My mother used to do this, not so much with repairs, but household chores. "When is the last time you watered that plant?" "Do you need a new mop?" It was awful.

Then one Thanksgiving my Dad, DH and I made a bet. We each kicked in $10 and chose a comment we thought my mom would make. Then we waited. When she finally said one of the chosen things, we all whooped and hollered and made a big deal of exchanging the money. (I won, btw.) It was a lighthearted way to point out what she was doing. It was also just embarrassing enough to her that she dramatically cut back on the behavior. She will still slip up from time to time, but will apologize and joke about who needs to pay up.
Anonymous
In the scheme of things, this is a bit "so what?"

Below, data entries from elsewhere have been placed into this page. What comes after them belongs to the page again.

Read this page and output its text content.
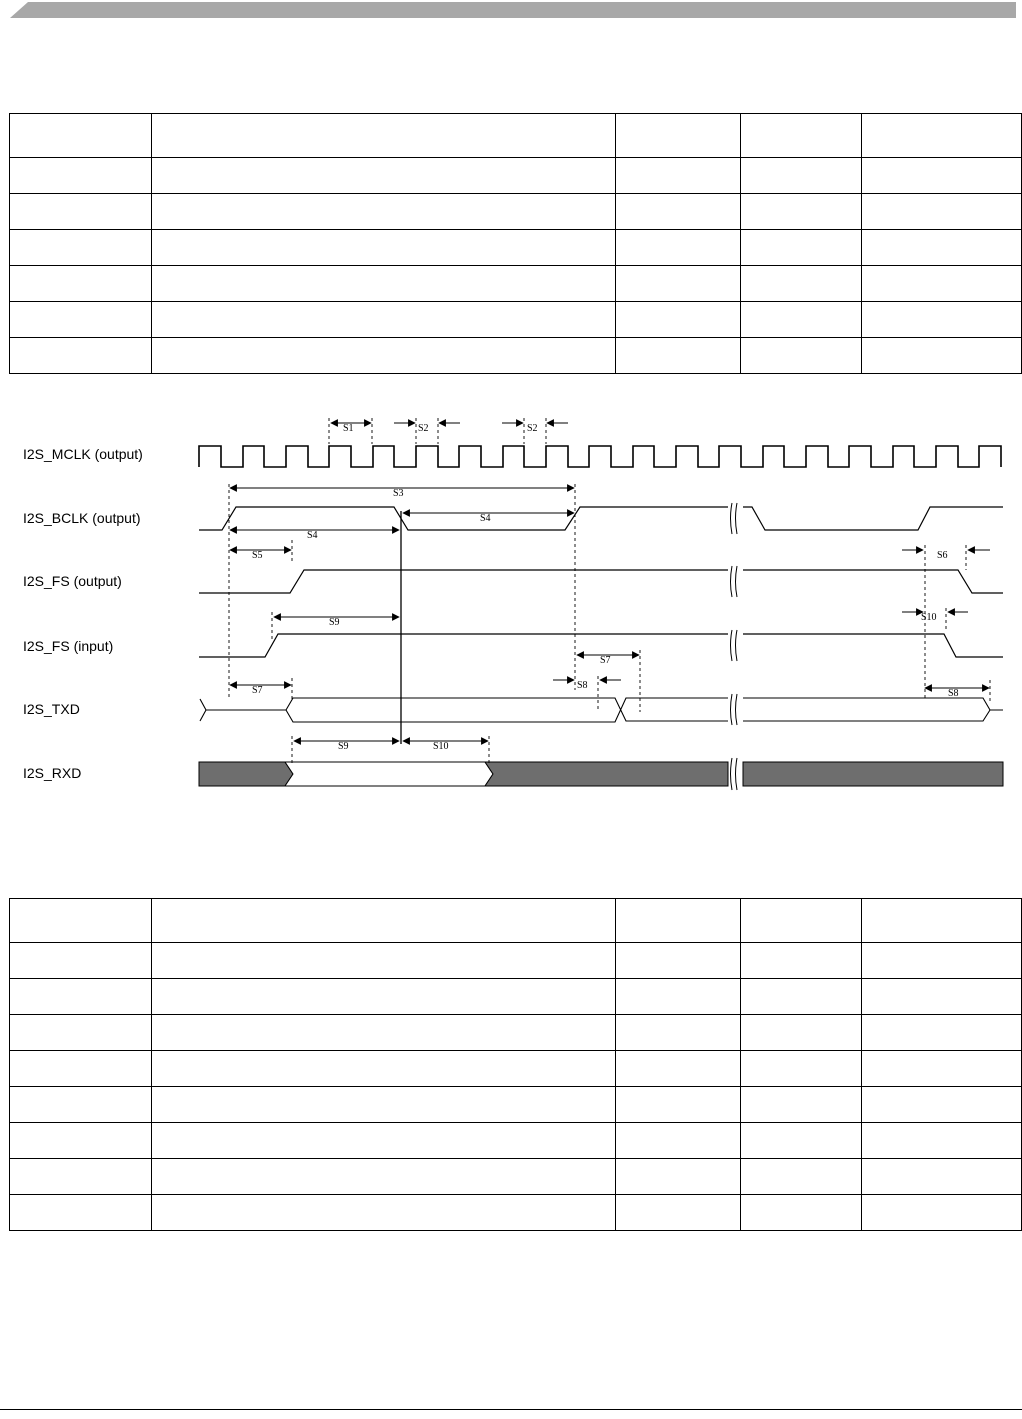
I2S_MCLK (output)
I2S_BCLK (output)
I2S_FS (output)
I2S_FS (input)
I2S_TXD
I2S_RXD
S1	S2	S2
S3
S4
S4
S5	S6
S9	S10
S7
S8
S7	S8
S9	S10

Sounds like you have a rather ordinary house with the ordinary "failings" all our houses have when we have little kids and limited funds.

Just. Tune.It.Out.

Anonymous
Anonymous wrote:Tell IL's you are doing things gradually and have other financial priorities. Then tell them if they feel something needs to be done now and will cover the cost you will have it taken care of immediately.


Np here with a mom like this and this is what I tell her. She's just effing nuts. I tell her "it's not really a priority right now." Next time she asks, I tell her "it's not in our budget this year." Then I flat out say "we can't afford it." And she still badgers me about it. "Mom, if you don't like our front porch, you can certainly pay to have it redone."

Anonymous
I see you've forgotten what it's like to have small children. We're trying to get to things in the order of importance but we don't have that much time for home renovations. Thanks.